Pois bem. No âmbito da prisão cautelar ou provisória é que se inserem as medidas alternativas. As chamadas medidas cautelares alternativas a prisão se encontram inseridas no art. 319. do Código de Processo Penal e certamente foram a maior inovação trazida pela lei 12.403/11 que reformou a matéria de prisão no Brasil.

Atualmente, o artigo 319 do Código de Processo Penal dispõe:

Art. 319. São medidas cautelares diversas da prisão:

I - comparecimento periódico em juízo, no prazo e nas condições fixadas pelo juiz, para informar e justificar atividades;

II - proibição de acesso ou frequência a determinados lugares quando, por circunstâncias relacionadas ao fato, deva o indiciado ou acusado permanecer distante desses locais para evitar o risco de novas infrações;

III - proibição de manter contato com pessoa determinada quando, por circunstâncias relacionadas ao fato, deva o indiciado ou acusado dela permanecer distante;

IV - proibição de ausentar-se da Comarca quando a permanência seja conveniente ou necessária para a investigação ou instrução;

V - recolhimento domiciliar no período noturno e nos dias de folga quando o investigado ou acusado tenha residência e trabalho fixos

VI - suspensão do exercício de função pública ou de atividade de natureza econômica ou financeira quando houver justo receio de sua utilização para a prática de infrações penais;

VII - internação provisória do acusado nas hipóteses de crimes praticados com violência ou grave ameaça, quando os peritos concluírem ser inimputável ou semi-imputável (art. 26. do Código Penal) e houver risco de reiteração;

VIII - fiança, nas infrações que a admitem, para assegurar o comparecimento a atos do processo, evitar a obstrução do seu andamento ou em caso de resistência injustificada à ordem judicial;

IX - monitoração eletrônica.

...............................

§ 4º A fiança será aplicada de acordo com as disposições do Capítulo VI deste Título, podendo ser cumulada com outras medidas cautelares.

Estas, pois, as medidas cautelares consideradas como alternativas à prisão. De acordo com Prudente (2012, p.152) essas medidas visam justamente impedir o encarceramento do indiciado ou acusado antes do trânsito em julgado da sentença condenatória, podendo ser aplicado antes mesmo do decreto condenatório, ou seja, durante a fase do inquérito policial e também da ação penal, afirmando que assim “a lei em comento inova ao autorizar a aplicação do monitoramento eletrônico aos indiciados ou acusados e não apenas, como até então, somente aos condenados”.
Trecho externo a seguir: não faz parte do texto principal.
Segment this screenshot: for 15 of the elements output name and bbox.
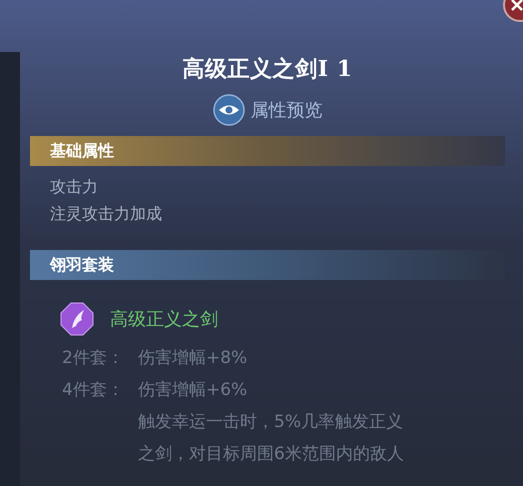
bonus-effect: 伤害增幅+6% — [138, 379, 248, 402]
item-title: 高级正义之剑I 1 — [182, 58, 353, 80]
attribute-name: 注灵攻击力加成 — [50, 203, 163, 224]
eye-icon — [212, 94, 244, 126]
section-header: 基础属性 — [30, 136, 505, 166]
attribute-preview-button[interactable]: 属性预览 — [212, 94, 322, 126]
bonus-effect: 伤害增幅+8% — [138, 347, 248, 370]
close-icon — [511, 0, 523, 11]
feather-emblem-icon — [60, 302, 94, 336]
set-name: 高级正义之剑 — [110, 308, 218, 332]
bonus-description: 之剑，对目标周围6米范围内的敌人 — [138, 443, 404, 466]
attribute-name: 攻击力 — [50, 176, 99, 197]
bonus-label: 4件套： — [62, 379, 125, 402]
bonus-label: 2件套： — [62, 347, 125, 370]
bonus-description: 触发幸运一击时，5%几率触发正义 — [138, 411, 404, 434]
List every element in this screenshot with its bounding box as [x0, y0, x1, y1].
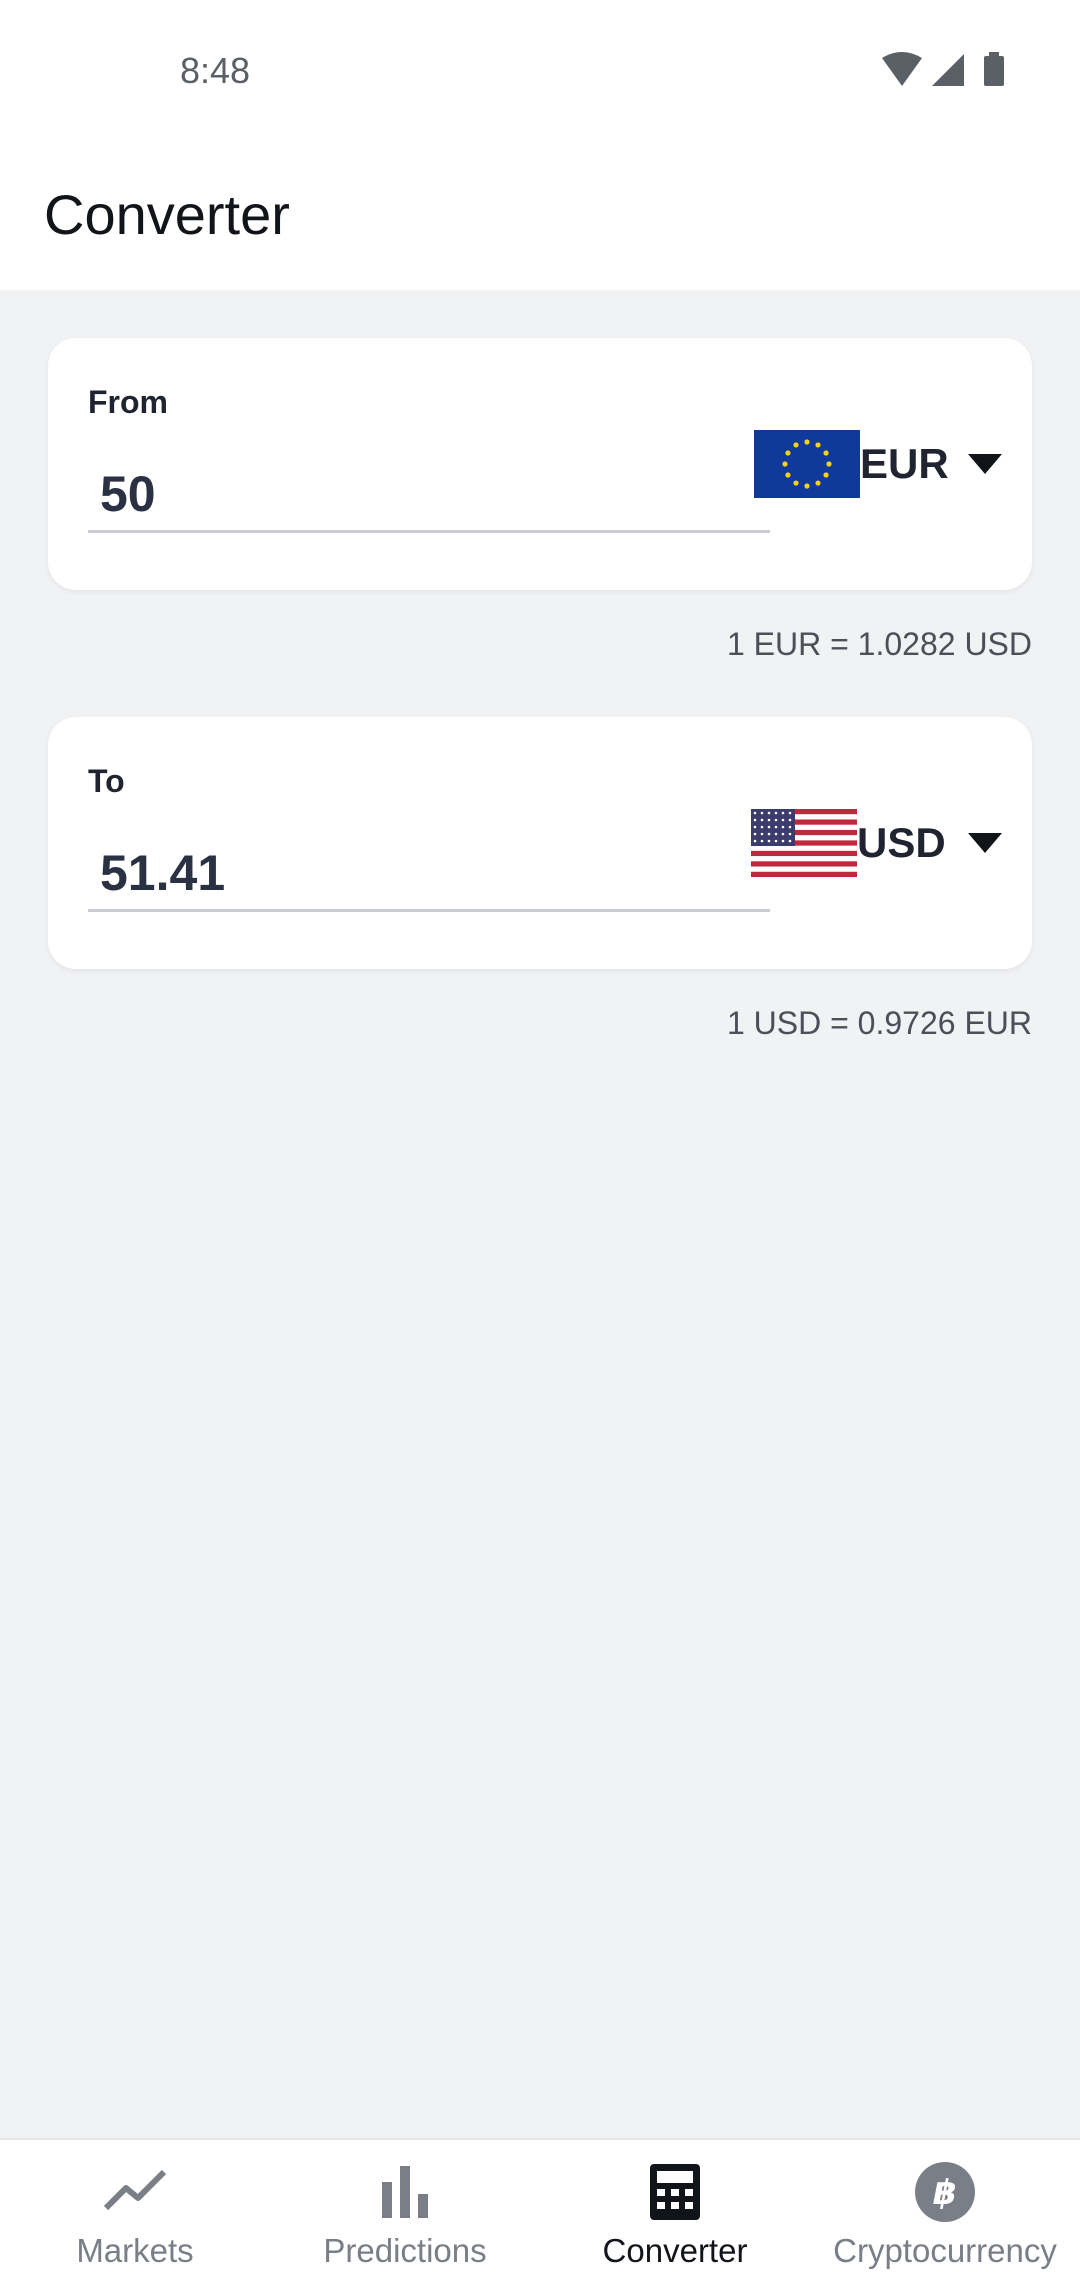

Segundo o autor, um dos fundamentos que corroboram com a aplicação do monitoramento eletrônico é a própria dignidade da pessoa humana que na definição de Lenza (2008, p.593), “é o fundamento da República Federativa do Brasil e princípio matriz de todos os direitos fundamentais (art. 1.º, III, da CF/88). Daí a importância de ser respeitado, pois trata-se de um dos pilares do Estado Democrático de Direito”.

Conforme observado, a Lei 12.403/11 alterou o art. 319, do CPP no sentido exatamente de diminuir a antecipação da pena e do exagero nas medidas até então tomadas, eis que prevê a aplicação de medidas de natureza cautelar, diversas da prisão, para serem aplicadas em estrita observância do binômio adequação-proporcionalidade, para que não se utilize de medida extrema, mas para que também não se deixe de acautelar situações que merecem algum tipo de restrição cautelar com o único fim de proteger o próprio processo.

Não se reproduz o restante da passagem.